# My Low, Mid, and High Tech Planted Tanks



## MCHRKiller (Jul 25, 2008)

First the Low Tech...no CO2, no regular ferts, and low lighting








56G Column








Angelfish pair with eggs








Not so great pic of my fav fish and the only one with a name aka "Mr. Bill"

Now the Mid Tech...DIY CO2, EI Dosing, Medium lighting









20G high tank at work...I didnt even attempt tiger barb pics

Now the High Tech...Pressurized CO2, EI Dosing, High Lighting, Lots of circulation
















The 50G has been running since January 2014...its starting to come together








Male Turquoise Rainbow...only 5 fish in the tank thus far 3 Turq rainbows and 2 Otos


----------



## green18 (Jan 6, 2014)

Nice shots! Are you running filtration in these or just plants with water movement?


----------



## boxboy (Jun 1, 2013)

Do you have a link to your low tech tank? I wanna see excatly how you made that tank because Im soon to set up a 40B low tech.


----------



## jmf3460 (Aug 21, 2013)

beautiful tanks, and exceptionally beautiful angel fish. I like your low tech tank best!


----------



## sleepswithdafishez (May 23, 2013)

Those tanks look great! I can't say which one I like more.
Can you please tell me what lighting do you have on the low and medium tanks ,and at what height?Just so I can make a general idea....


----------



## MCHRKiller (Jul 25, 2008)

I do use filtration on the tanks. The 20G has an AC30(upgrading to AC50 when it arrives) with just 2 sponges, the Cascade Internal filter just has a bit of AC sponge and a couple of Bio Chem Stars. The 50G has an AC110 with Eheim Ehfilav and a sponge. The 56G column has an XP3 with stock sponges, Eheim Ehfilav, and filter floss. 

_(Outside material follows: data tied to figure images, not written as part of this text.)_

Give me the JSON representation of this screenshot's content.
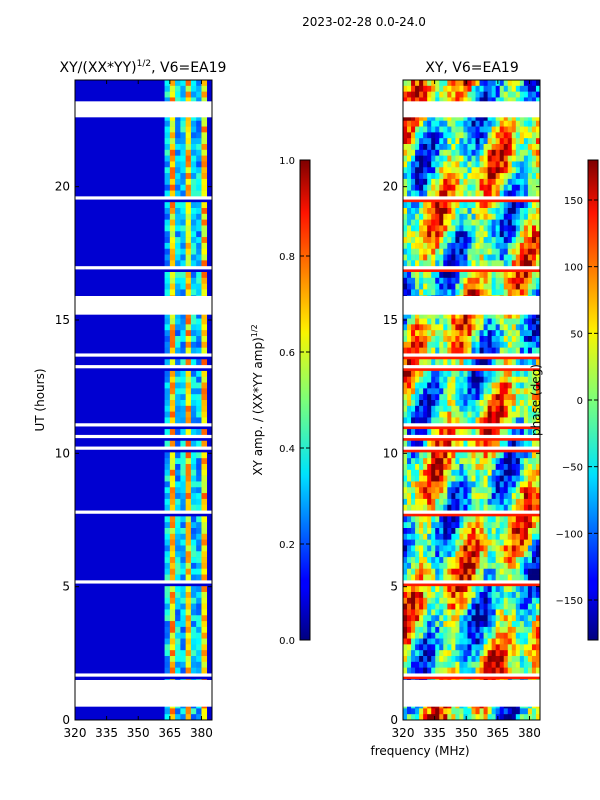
{
  "header": {
    "title": "2023-02-28 0.0-24.0"
  },
  "shared": {
    "xlabel": "frequency (MHz)",
    "ylabel": "UT (hours)"
  },
  "chart_data": [
    {
      "type": "heatmap",
      "name": "normalized-xy-amplitude",
      "title_main": "XY/(XX*YY)",
      "title_exp": "1/2",
      "title_tail": ", V6=EA19",
      "xlabel": "frequency (MHz)",
      "ylabel": "UT (hours)",
      "xlim": [
        320,
        385
      ],
      "ylim": [
        0,
        24
      ],
      "xticks": [
        320,
        335,
        350,
        365,
        380
      ],
      "yticks": [
        0,
        5,
        10,
        15,
        20
      ],
      "colorbar": {
        "label_main": "XY amp. / (XX*YY amp)",
        "label_exp": "1/2",
        "range": [
          0.0,
          1.0
        ],
        "ticks": [
          "0.0",
          "0.2",
          "0.4",
          "0.6",
          "0.8",
          "1.0"
        ],
        "tick_values": [
          0.0,
          0.2,
          0.4,
          0.6,
          0.8,
          1.0
        ],
        "colormap": "jet"
      },
      "gaps_ut": [
        0.5,
        1.5,
        15.2,
        15.9,
        22.6,
        23.2
      ],
      "rfi_band_mhz": [
        363,
        382
      ]
    },
    {
      "type": "heatmap",
      "name": "xy-phase",
      "title": "XY, V6=EA19",
      "xlabel": "frequency (MHz)",
      "ylabel": "",
      "xlim": [
        320,
        385
      ],
      "ylim": [
        0,
        24
      ],
      "xticks": [
        320,
        335,
        350,
        365,
        380
      ],
      "yticks": [
        0,
        5,
        10,
        15,
        20
      ],
      "colorbar": {
        "label": "phase (deg)",
        "range": [
          -180,
          180
        ],
        "ticks": [
          "150",
          "100",
          "50",
          "0",
          "−50",
          "−100",
          "−150"
        ],
        "tick_values": [
          150,
          100,
          50,
          0,
          -50,
          -100,
          -150
        ],
        "colormap": "jet"
      }
    }
  ]
}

The 56G column was using a 2x65watt Coralife however one of the ballasts went bad so I ran only 1 65watt bulb for about 6 months. I recently upgraded to a 24" Odyssea 2x24watt HOT5...it is sitting on the factory legs on the glass top. The 20G is using a 20" Odyssea 2x18watt HOT5 it is also on the factory legs on the tank top. The 50G is using a Current 2x39watt HOT5. 

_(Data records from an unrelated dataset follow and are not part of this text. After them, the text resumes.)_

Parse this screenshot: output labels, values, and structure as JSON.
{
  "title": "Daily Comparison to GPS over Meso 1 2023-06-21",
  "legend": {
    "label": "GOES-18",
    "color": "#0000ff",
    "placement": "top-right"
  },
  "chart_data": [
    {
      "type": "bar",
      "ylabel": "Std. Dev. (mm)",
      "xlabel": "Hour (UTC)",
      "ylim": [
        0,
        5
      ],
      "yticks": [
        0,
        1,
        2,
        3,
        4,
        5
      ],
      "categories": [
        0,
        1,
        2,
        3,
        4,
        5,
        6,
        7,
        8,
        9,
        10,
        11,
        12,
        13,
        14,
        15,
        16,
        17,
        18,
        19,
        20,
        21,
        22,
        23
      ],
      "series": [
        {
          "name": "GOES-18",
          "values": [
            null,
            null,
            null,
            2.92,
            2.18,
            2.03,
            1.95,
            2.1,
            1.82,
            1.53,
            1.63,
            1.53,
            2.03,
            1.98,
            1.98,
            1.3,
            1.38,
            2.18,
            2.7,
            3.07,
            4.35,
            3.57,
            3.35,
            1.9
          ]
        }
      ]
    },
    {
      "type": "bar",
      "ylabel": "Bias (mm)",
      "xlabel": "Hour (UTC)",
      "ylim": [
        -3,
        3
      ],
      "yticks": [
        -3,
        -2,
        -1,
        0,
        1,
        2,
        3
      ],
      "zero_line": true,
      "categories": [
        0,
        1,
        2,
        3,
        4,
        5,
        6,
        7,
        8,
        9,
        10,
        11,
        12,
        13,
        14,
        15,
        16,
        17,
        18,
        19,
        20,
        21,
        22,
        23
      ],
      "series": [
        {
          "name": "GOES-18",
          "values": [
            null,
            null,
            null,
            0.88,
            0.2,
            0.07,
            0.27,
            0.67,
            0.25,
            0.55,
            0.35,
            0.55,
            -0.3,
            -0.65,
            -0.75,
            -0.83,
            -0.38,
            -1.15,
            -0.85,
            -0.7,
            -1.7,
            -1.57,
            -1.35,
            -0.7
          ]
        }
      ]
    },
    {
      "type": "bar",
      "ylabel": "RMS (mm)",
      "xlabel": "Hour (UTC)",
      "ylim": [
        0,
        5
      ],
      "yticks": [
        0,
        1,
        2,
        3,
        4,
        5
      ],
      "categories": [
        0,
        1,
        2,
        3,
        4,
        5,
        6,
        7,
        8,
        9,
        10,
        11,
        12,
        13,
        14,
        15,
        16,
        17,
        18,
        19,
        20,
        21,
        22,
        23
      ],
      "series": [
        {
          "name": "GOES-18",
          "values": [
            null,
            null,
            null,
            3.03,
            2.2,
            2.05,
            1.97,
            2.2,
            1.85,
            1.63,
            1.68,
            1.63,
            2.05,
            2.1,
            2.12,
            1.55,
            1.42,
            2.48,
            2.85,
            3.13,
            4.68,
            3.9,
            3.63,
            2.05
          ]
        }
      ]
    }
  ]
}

I will see if I have any photos of the 56G column in its earlier days. Otherwise I dont have any specific info on its build. 

Thank you all for the very kind comments, without this site these tanks wouldnt look half as good.


----------



## MCHRKiller (Jul 25, 2008)

Here is a photo from around April 2013 when I first began to set the tank up...you will notice that some of the wood wound up repositioned...









Photo around the time when I first added plants...I did not realize the A.barteri had grown so much lol


----------